1. Deuschl G, Antonini A, Costa J, et al. European Academy of Neurology/Movement Disorder Society-European Section Guideline on the Treatment of Parkinson's Disease: I. Invasive Therapies. Mov Disord Off J Mov Disord Soc. 2022;37(7):1360-1374. doi:10.1002/ mds.29066. 

2. Krystkowiak P, Aubignat M. Les traitements de seconde ligne dans la maladie de Parkinson à un stade avancé : à quel moment ? Pour quels patients ? Prat Neurol - FMC. 2019;10(2):55-60. doi:10.1016/j.praneu.2019.01.009. 

3. Antonini A, Pahwa R, Odin P, et al. Comparative Effectiveness of Device-Aided Therapies on Quality of Life and Off-Time in Advanced Parkinson's Disease: A Systematic Review and Bayesian Network Meta-analysis. CNS Drugs. 2022;36(12):1269-1283. doi:10.1007/ s40263-022-00963-9. 

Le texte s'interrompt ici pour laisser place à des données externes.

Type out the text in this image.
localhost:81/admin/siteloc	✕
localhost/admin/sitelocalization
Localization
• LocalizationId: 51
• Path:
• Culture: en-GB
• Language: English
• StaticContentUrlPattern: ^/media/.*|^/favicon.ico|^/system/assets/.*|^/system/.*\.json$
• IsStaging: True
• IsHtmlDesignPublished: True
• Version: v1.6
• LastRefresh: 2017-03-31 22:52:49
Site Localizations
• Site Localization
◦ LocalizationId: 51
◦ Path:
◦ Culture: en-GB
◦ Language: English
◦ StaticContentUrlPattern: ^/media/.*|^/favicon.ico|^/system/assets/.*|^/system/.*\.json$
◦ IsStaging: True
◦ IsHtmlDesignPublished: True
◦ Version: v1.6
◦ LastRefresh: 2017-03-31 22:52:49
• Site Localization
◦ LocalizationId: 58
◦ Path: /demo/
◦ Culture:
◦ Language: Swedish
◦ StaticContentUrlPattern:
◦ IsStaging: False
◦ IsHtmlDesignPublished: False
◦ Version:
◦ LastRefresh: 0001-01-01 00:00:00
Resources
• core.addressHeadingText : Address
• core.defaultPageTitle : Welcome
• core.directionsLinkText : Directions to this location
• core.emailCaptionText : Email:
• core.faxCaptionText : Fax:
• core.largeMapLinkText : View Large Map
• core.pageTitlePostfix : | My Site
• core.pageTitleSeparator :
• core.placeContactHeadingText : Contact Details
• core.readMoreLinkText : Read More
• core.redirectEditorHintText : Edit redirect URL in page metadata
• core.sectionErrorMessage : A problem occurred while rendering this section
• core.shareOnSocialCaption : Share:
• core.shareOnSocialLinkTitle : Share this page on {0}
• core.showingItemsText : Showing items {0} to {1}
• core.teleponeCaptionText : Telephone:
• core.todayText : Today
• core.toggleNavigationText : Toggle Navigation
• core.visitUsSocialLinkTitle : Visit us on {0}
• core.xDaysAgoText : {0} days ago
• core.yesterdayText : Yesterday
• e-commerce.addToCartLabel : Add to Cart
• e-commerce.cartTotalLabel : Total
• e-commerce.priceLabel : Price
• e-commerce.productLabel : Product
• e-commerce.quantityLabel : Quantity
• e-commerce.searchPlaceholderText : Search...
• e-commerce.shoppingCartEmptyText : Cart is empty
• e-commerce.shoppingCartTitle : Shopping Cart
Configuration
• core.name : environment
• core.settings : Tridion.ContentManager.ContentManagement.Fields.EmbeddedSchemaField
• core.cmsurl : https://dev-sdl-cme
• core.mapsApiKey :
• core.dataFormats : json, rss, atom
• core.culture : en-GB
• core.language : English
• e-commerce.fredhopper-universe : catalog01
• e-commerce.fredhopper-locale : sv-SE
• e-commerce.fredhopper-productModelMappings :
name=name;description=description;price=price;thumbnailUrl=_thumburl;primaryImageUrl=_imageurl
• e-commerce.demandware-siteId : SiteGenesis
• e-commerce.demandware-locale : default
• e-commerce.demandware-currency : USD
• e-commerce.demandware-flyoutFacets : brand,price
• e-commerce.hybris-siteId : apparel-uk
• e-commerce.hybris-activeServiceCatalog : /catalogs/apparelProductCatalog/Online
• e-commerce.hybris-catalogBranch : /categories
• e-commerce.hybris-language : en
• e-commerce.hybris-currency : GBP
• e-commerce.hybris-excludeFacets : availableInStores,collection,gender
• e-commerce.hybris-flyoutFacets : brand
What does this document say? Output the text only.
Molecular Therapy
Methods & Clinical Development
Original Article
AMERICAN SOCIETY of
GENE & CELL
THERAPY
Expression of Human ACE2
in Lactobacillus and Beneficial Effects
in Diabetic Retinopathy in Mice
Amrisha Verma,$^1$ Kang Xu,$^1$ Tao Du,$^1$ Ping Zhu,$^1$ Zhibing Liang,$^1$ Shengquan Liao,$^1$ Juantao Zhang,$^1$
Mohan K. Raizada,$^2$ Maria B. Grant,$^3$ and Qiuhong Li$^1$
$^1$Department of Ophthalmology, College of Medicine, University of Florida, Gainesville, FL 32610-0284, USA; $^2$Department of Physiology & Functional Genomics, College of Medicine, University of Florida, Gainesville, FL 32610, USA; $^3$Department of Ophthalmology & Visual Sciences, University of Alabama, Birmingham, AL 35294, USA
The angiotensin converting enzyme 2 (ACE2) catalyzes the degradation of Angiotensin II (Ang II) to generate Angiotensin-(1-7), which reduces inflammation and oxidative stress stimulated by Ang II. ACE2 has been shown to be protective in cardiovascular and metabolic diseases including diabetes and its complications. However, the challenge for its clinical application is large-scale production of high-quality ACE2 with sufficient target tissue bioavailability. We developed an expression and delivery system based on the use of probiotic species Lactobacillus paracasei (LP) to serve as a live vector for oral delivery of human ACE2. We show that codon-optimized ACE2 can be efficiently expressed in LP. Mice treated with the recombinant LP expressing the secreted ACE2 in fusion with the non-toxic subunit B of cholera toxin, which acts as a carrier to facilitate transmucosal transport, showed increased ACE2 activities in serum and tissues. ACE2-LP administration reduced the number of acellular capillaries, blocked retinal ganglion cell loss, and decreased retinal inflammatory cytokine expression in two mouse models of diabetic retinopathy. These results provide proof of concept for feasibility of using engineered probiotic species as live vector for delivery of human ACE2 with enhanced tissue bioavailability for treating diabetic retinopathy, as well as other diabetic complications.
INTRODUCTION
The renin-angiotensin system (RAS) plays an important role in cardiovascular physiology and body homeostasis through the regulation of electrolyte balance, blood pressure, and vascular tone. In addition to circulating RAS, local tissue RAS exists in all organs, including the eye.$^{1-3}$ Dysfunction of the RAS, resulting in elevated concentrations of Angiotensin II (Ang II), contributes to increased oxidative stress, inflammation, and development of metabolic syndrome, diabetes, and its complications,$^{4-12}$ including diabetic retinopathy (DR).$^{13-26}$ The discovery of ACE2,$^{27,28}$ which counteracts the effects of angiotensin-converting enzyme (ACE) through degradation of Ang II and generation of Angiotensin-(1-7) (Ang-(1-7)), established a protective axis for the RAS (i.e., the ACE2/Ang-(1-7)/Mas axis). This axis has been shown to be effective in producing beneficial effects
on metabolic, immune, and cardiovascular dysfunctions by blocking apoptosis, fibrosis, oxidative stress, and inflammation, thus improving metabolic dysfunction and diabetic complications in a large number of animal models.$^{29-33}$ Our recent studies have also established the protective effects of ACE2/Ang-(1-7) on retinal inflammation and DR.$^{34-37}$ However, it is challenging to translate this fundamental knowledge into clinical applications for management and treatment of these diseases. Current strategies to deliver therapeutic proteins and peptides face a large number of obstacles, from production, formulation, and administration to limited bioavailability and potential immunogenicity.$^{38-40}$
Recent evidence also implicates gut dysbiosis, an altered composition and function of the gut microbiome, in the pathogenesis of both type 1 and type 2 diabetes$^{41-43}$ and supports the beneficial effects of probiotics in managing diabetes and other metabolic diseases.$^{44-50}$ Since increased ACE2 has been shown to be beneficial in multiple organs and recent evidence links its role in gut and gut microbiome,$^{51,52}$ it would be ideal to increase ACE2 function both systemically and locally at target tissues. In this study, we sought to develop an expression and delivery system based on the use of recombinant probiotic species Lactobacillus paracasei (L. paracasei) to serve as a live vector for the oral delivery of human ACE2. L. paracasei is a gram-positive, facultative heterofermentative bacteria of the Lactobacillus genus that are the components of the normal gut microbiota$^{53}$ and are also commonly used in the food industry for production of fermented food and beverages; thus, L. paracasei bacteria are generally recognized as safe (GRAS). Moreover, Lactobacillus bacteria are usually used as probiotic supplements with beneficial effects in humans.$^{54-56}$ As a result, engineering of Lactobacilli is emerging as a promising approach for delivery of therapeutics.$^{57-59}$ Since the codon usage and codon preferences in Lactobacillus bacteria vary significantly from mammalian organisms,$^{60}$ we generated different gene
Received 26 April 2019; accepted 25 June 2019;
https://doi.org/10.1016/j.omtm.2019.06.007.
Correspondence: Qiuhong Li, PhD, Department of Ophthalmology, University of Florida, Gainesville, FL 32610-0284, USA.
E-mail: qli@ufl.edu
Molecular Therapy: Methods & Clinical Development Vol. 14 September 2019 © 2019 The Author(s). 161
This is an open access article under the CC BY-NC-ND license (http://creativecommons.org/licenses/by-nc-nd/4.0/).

4. Soileau MJ, Aldred J, Budur K, et al. Safety and efficacy of continuous subcutaneous foslevodopa-foscarbidopa in patients with advanced Parkinson's disease: a randomised, double-blind, active-controlled, phase 3 trial. Lancet Neurol. 2022;21(12):1099-1109. doi:10.1016/S1474-4422(22)00400-8. 

5. Nyholm D, Jost WH. Levodopa-entacapone-carbidopa intestinal gel infusion in advanced Parkinson's disease: real-world experience and practical guidance. Ther Adv Neurol Disord. 2022;15:17562864221108018. doi:10.1177/17562864221108018.